Mijn zwakke plek is medelijden. Zij heeft die wond die niet dicht gaat. De vacuümpomp en de plastische chirurgie hebben niet aangeslagen. De wond doet veel pijn en ettert enorm. Ze is bang dat ze 10 juli te horen zal krijgen dat de voet eraf moet. Ze ‘dreigde’ vandaag weer dat ze dan euthanasie gaat plegen. Ik begrijp haar angst en ook haar onwil om de consequenties van haar hulpeloosheid onder ogen te zien. Ze wil niet naar een bejaardenhuis, ook al is dat in de buurt van haar zoon in Rijswijk en kan deze haar dan vaker zien en krijgt ze daar de hulp die ze nu ontbeert en die ik voor haar opvang. Misschien moet ze toch afscheid nemen van het leven in haar huis met haar spullen die ze de hele dag loopt te poetsen en de kleren en handdoeken die ze elke dag wast en strijkt.
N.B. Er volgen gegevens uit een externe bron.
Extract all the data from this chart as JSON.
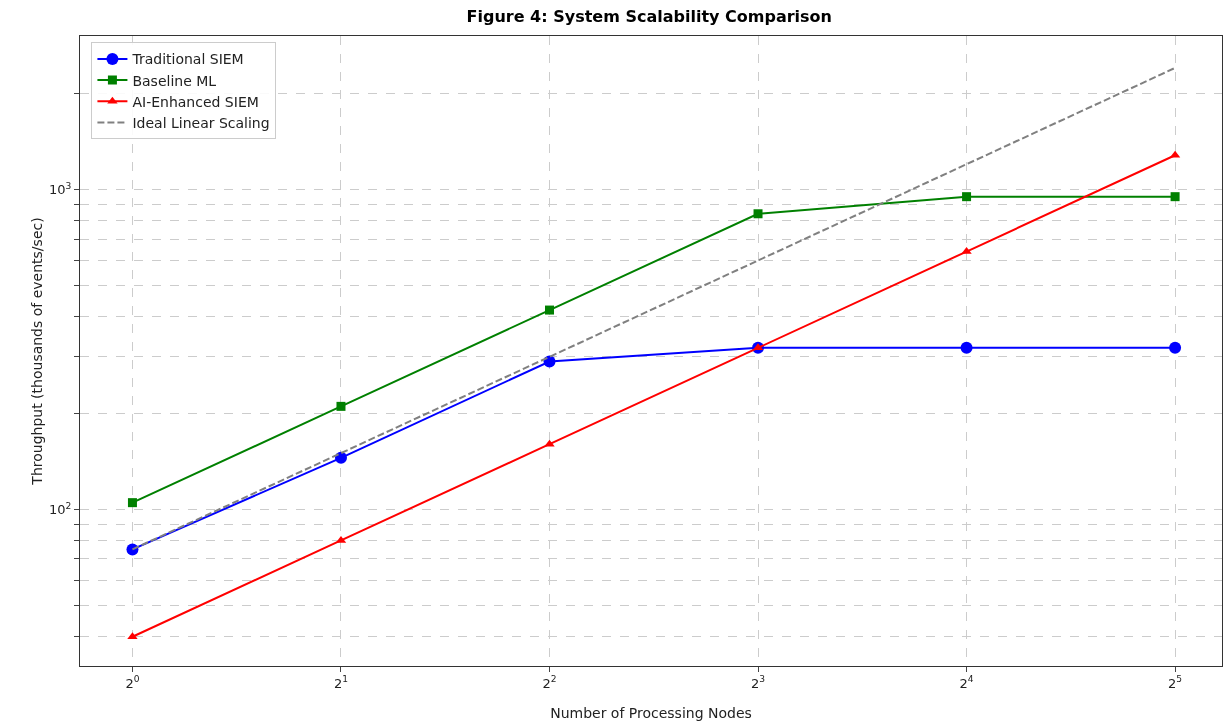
{
  "chart_data": {
    "type": "line",
    "title": "Figure 4: System Scalability Comparison",
    "xlabel": "Number of Processing Nodes",
    "ylabel": "Throughput (thousands of events/sec)",
    "x": [
      1,
      2,
      4,
      8,
      16,
      32
    ],
    "series": [
      {
        "name": "Traditional SIEM",
        "color": "#0000ff",
        "marker": "circle",
        "line_style": "solid",
        "values": [
          75,
          145,
          290,
          320,
          320,
          320
        ]
      },
      {
        "name": "Baseline ML",
        "color": "#008000",
        "marker": "square",
        "line_style": "solid",
        "values": [
          105,
          210,
          420,
          840,
          950,
          950
        ]
      },
      {
        "name": "AI-Enhanced SIEM",
        "color": "#ff0000",
        "marker": "triangle",
        "line_style": "solid",
        "values": [
          40,
          80,
          160,
          320,
          640,
          1280
        ]
      },
      {
        "name": "Ideal Linear Scaling",
        "color": "#808080",
        "marker": "none",
        "line_style": "dashed",
        "values": [
          75,
          150,
          300,
          600,
          1200,
          2400
        ]
      }
    ],
    "log": "xy",
    "grid": true,
    "legend": "top left",
    "xlim": [
      0.84,
      37.4
    ],
    "xticks": [
      {
        "value": 1,
        "label": "2$^{0}$"
      },
      {
        "value": 2,
        "label": "2$^{1}$"
      },
      {
        "value": 4,
        "label": "2$^{2}$"
      },
      {
        "value": 8,
        "label": "2$^{3}$"
      },
      {
        "value": 16,
        "label": "2$^{4}$"
      },
      {
        "value": 32,
        "label": "2$^{5}$"
      }
    ],
    "ylim": [
      32.4,
      3020
    ],
    "yticks": [
      {
        "value": 40,
        "label": null
      },
      {
        "value": 50,
        "label": null
      },
      {
        "value": 60,
        "label": null
      },
      {
        "value": 70,
        "label": null
      },
      {
        "value": 80,
        "label": null
      },
      {
        "value": 90,
        "label": null
      },
      {
        "value": 100,
        "label": "10$^{2}$"
      },
      {
        "value": 200,
        "label": null
      },
      {
        "value": 300,
        "label": null
      },
      {
        "value": 400,
        "label": null
      },
      {
        "value": 500,
        "label": null
      },
      {
        "value": 600,
        "label": null
      },
      {
        "value": 700,
        "label": null
      },
      {
        "value": 800,
        "label": null
      },
      {
        "value": 900,
        "label": null
      },
      {
        "value": 1000,
        "label": "10$^{3}$"
      },
      {
        "value": 2000,
        "label": null
      }
    ]
  }
}
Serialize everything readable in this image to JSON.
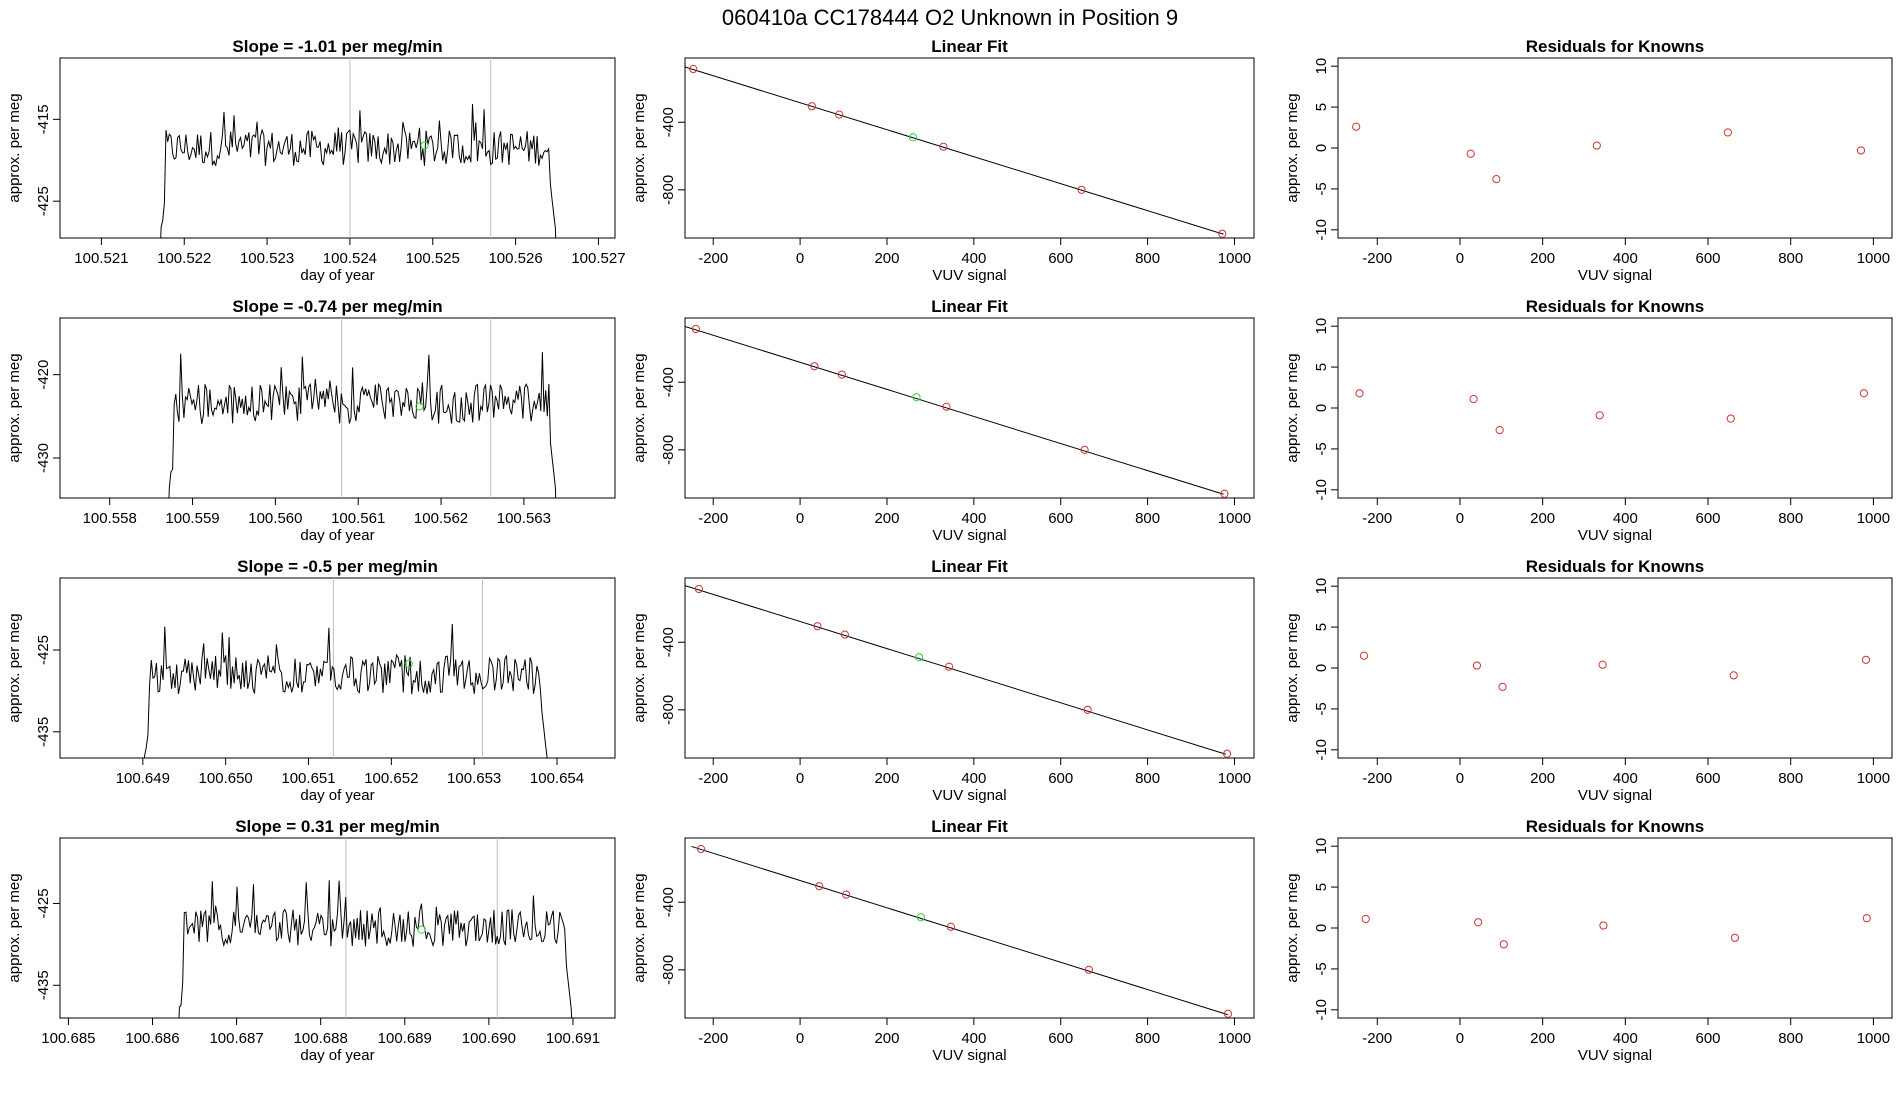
{
  "title": "060410a      CC178444   O2 Unknown in Position  9",
  "colors": {
    "trace": "#000000",
    "fit_line": "#000000",
    "known_point": "#cd3333",
    "unknown_point": "#33cc33",
    "marker_line": "#bebebe"
  },
  "chart_data": [
    {
      "type": "line",
      "panel": "time-series",
      "row": 0,
      "title": "Slope =  -1.01  per meg/min",
      "xlabel": "day of year",
      "ylabel": "approx. per meg",
      "xlim": [
        100.5205,
        100.5272
      ],
      "ylim": [
        -429.5,
        -407.5
      ],
      "xticks": [
        "100.521",
        "100.522",
        "100.523",
        "100.524",
        "100.525",
        "100.526",
        "100.527"
      ],
      "yticks": [
        "-415",
        "-425"
      ],
      "vlines": [
        100.524,
        100.5257
      ],
      "trace_start": 100.5217,
      "trace_end": 100.5265,
      "level": -418.5,
      "noise": 2.2,
      "marker": {
        "x": 100.5249,
        "y": -418.2
      }
    },
    {
      "type": "scatter",
      "panel": "linear-fit",
      "row": 0,
      "title": "Linear Fit",
      "xlabel": "VUV signal",
      "ylabel": "approx. per meg",
      "xlim": [
        -265,
        1045
      ],
      "ylim": [
        -1085,
        -20
      ],
      "xticks": [
        "-200",
        "0",
        "200",
        "400",
        "600",
        "800",
        "1000"
      ],
      "yticks": [
        "-400",
        "-800"
      ],
      "line": {
        "x1": -265,
        "y1": -73,
        "x2": 975,
        "y2": -1063
      },
      "known_points": [
        {
          "x": -246,
          "y": -85
        },
        {
          "x": 27,
          "y": -305
        },
        {
          "x": 90,
          "y": -355
        },
        {
          "x": 330,
          "y": -545
        },
        {
          "x": 648,
          "y": -800
        },
        {
          "x": 972,
          "y": -1060
        }
      ],
      "unknown_point": {
        "x": 260,
        "y": -489
      }
    },
    {
      "type": "scatter",
      "panel": "residuals",
      "row": 0,
      "title": "Residuals for Knowns",
      "xlabel": "VUV signal",
      "ylabel": "approx. per meg",
      "xlim": [
        -295,
        1045
      ],
      "ylim": [
        -11,
        11
      ],
      "xticks": [
        "-200",
        "0",
        "200",
        "400",
        "600",
        "800",
        "1000"
      ],
      "yticks": [
        "10",
        "5",
        "0",
        "-5",
        "-10"
      ],
      "points": [
        {
          "x": -251,
          "y": 2.6
        },
        {
          "x": 26,
          "y": -0.7
        },
        {
          "x": 88,
          "y": -3.8
        },
        {
          "x": 331,
          "y": 0.3
        },
        {
          "x": 648,
          "y": 1.9
        },
        {
          "x": 970,
          "y": -0.3
        }
      ]
    },
    {
      "type": "line",
      "panel": "time-series",
      "row": 1,
      "title": "Slope =  -0.74  per meg/min",
      "xlabel": "day of year",
      "ylabel": "approx. per meg",
      "xlim": [
        100.5574,
        100.5641
      ],
      "ylim": [
        -434.8,
        -413.2
      ],
      "xticks": [
        "100.558",
        "100.559",
        "100.560",
        "100.561",
        "100.562",
        "100.563"
      ],
      "yticks": [
        "-420",
        "-430"
      ],
      "vlines": [
        100.5608,
        100.5626
      ],
      "trace_start": 100.5587,
      "trace_end": 100.5634,
      "level": -423.5,
      "noise": 2.4,
      "marker": {
        "x": 100.56174,
        "y": -423.8
      }
    },
    {
      "type": "scatter",
      "panel": "linear-fit",
      "row": 1,
      "title": "Linear Fit",
      "xlabel": "VUV signal",
      "ylabel": "approx. per meg",
      "xlim": [
        -265,
        1045
      ],
      "ylim": [
        -1085,
        -20
      ],
      "xticks": [
        "-200",
        "0",
        "200",
        "400",
        "600",
        "800",
        "1000"
      ],
      "yticks": [
        "-400",
        "-800"
      ],
      "line": {
        "x1": -265,
        "y1": -70,
        "x2": 975,
        "y2": -1063
      },
      "known_points": [
        {
          "x": -240,
          "y": -85
        },
        {
          "x": 33,
          "y": -305
        },
        {
          "x": 96,
          "y": -355
        },
        {
          "x": 337,
          "y": -545
        },
        {
          "x": 655,
          "y": -800
        },
        {
          "x": 977,
          "y": -1060
        }
      ],
      "unknown_point": {
        "x": 268,
        "y": -489
      }
    },
    {
      "type": "scatter",
      "panel": "residuals",
      "row": 1,
      "title": "Residuals for Knowns",
      "xlabel": "VUV signal",
      "ylabel": "approx. per meg",
      "xlim": [
        -295,
        1045
      ],
      "ylim": [
        -11,
        11
      ],
      "xticks": [
        "-200",
        "0",
        "200",
        "400",
        "600",
        "800",
        "1000"
      ],
      "yticks": [
        "10",
        "5",
        "0",
        "-5",
        "-10"
      ],
      "points": [
        {
          "x": -243,
          "y": 1.8
        },
        {
          "x": 33,
          "y": 1.1
        },
        {
          "x": 96,
          "y": -2.7
        },
        {
          "x": 338,
          "y": -0.9
        },
        {
          "x": 655,
          "y": -1.3
        },
        {
          "x": 977,
          "y": 1.8
        }
      ]
    },
    {
      "type": "line",
      "panel": "time-series",
      "row": 2,
      "title": "Slope =  -0.5  per meg/min",
      "xlabel": "day of year",
      "ylabel": "approx. per meg",
      "xlim": [
        100.648,
        100.6547
      ],
      "ylim": [
        -438.2,
        -416.2
      ],
      "xticks": [
        "100.649",
        "100.650",
        "100.651",
        "100.652",
        "100.653",
        "100.654"
      ],
      "yticks": [
        "-425",
        "-435"
      ],
      "vlines": [
        100.6513,
        100.6531
      ],
      "trace_start": 100.649,
      "trace_end": 100.6539,
      "level": -428.0,
      "noise": 2.4,
      "marker": {
        "x": 100.65221,
        "y": -426.7
      }
    },
    {
      "type": "scatter",
      "panel": "linear-fit",
      "row": 2,
      "title": "Linear Fit",
      "xlabel": "VUV signal",
      "ylabel": "approx. per meg",
      "xlim": [
        -265,
        1045
      ],
      "ylim": [
        -1085,
        -20
      ],
      "xticks": [
        "-200",
        "0",
        "200",
        "400",
        "600",
        "800",
        "1000"
      ],
      "yticks": [
        "-400",
        "-800"
      ],
      "line": {
        "x1": -265,
        "y1": -65,
        "x2": 980,
        "y2": -1063
      },
      "known_points": [
        {
          "x": -233,
          "y": -85
        },
        {
          "x": 40,
          "y": -305
        },
        {
          "x": 103,
          "y": -355
        },
        {
          "x": 343,
          "y": -545
        },
        {
          "x": 662,
          "y": -800
        },
        {
          "x": 983,
          "y": -1060
        }
      ],
      "unknown_point": {
        "x": 274,
        "y": -489
      }
    },
    {
      "type": "scatter",
      "panel": "residuals",
      "row": 2,
      "title": "Residuals for Knowns",
      "xlabel": "VUV signal",
      "ylabel": "approx. per meg",
      "xlim": [
        -295,
        1045
      ],
      "ylim": [
        -11,
        11
      ],
      "xticks": [
        "-200",
        "0",
        "200",
        "400",
        "600",
        "800",
        "1000"
      ],
      "yticks": [
        "10",
        "5",
        "0",
        "-5",
        "-10"
      ],
      "points": [
        {
          "x": -232,
          "y": 1.5
        },
        {
          "x": 41,
          "y": 0.3
        },
        {
          "x": 103,
          "y": -2.3
        },
        {
          "x": 345,
          "y": 0.4
        },
        {
          "x": 662,
          "y": -0.9
        },
        {
          "x": 982,
          "y": 1.0
        }
      ]
    },
    {
      "type": "line",
      "panel": "time-series",
      "row": 3,
      "title": "Slope =  0.31  per meg/min",
      "xlabel": "day of year",
      "ylabel": "approx. per meg",
      "xlim": [
        100.6849,
        100.6915
      ],
      "ylim": [
        -439.0,
        -417.0
      ],
      "xticks": [
        "100.685",
        "100.686",
        "100.687",
        "100.688",
        "100.689",
        "100.690",
        "100.691"
      ],
      "yticks": [
        "-425",
        "-435"
      ],
      "vlines": [
        100.6883,
        100.6901
      ],
      "trace_start": 100.6863,
      "trace_end": 100.691,
      "level": -428.0,
      "noise": 2.3,
      "marker": {
        "x": 100.6892,
        "y": -428.2
      }
    },
    {
      "type": "scatter",
      "panel": "linear-fit",
      "row": 3,
      "title": "Linear Fit",
      "xlabel": "VUV signal",
      "ylabel": "approx. per meg",
      "xlim": [
        -265,
        1045
      ],
      "ylim": [
        -1085,
        -20
      ],
      "xticks": [
        "-200",
        "0",
        "200",
        "400",
        "600",
        "800",
        "1000"
      ],
      "yticks": [
        "-400",
        "-800"
      ],
      "line": {
        "x1": -250,
        "y1": -70,
        "x2": 985,
        "y2": -1066
      },
      "known_points": [
        {
          "x": -228,
          "y": -85
        },
        {
          "x": 44,
          "y": -305
        },
        {
          "x": 106,
          "y": -355
        },
        {
          "x": 347,
          "y": -545
        },
        {
          "x": 665,
          "y": -800
        },
        {
          "x": 985,
          "y": -1060
        }
      ],
      "unknown_point": {
        "x": 278,
        "y": -489
      }
    },
    {
      "type": "scatter",
      "panel": "residuals",
      "row": 3,
      "title": "Residuals for Knowns",
      "xlabel": "VUV signal",
      "ylabel": "approx. per meg",
      "xlim": [
        -295,
        1045
      ],
      "ylim": [
        -11,
        11
      ],
      "xticks": [
        "-200",
        "0",
        "200",
        "400",
        "600",
        "800",
        "1000"
      ],
      "yticks": [
        "10",
        "5",
        "0",
        "-5",
        "-10"
      ],
      "points": [
        {
          "x": -228,
          "y": 1.1
        },
        {
          "x": 44,
          "y": 0.7
        },
        {
          "x": 106,
          "y": -2.0
        },
        {
          "x": 347,
          "y": 0.3
        },
        {
          "x": 665,
          "y": -1.2
        },
        {
          "x": 984,
          "y": 1.2
        }
      ]
    }
  ]
}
Ik bedacht wat ik zelf zou doen in haar plaats. Ik zou alleen mijn dierbare spullen meenemen en vertrekken naar een plek waar ik hulp zou kunnen krijgen. Soms moet je onder ogen zien dat het niet meer gaat ?. Ik ben nu die pleister op die etterende wond. Hoe lief ik haar ook vind als mens en hoezeer het me ook pijn doet, ik moet ook aan mezelf denken.

N.B. Vandaag bekende Ahmad mij dat hij een app naar mijn jongste zoon had gestuurd dat hij zich zorgen maakte over mijn diensten voor de buurvrouw. Hij heeft hem gevraagd om met me te praten en mijn zoon op zijn beurt belde zijn zusje en zo is het gekomen dat mijn familie ineens in rep en roer was om mij te redden van mijn ‘redderssyndroom’. Daarom kreeg ik op één dag ineens telefoontjes van zowel mijn jongste dochter al van mijn zoon met het dringende advies om mijn activiteiten te minderen cq totaal te staken. Ik kies voor minderen, maar ik merk dat dit zelfs al op weerstand stuit bij de buuf.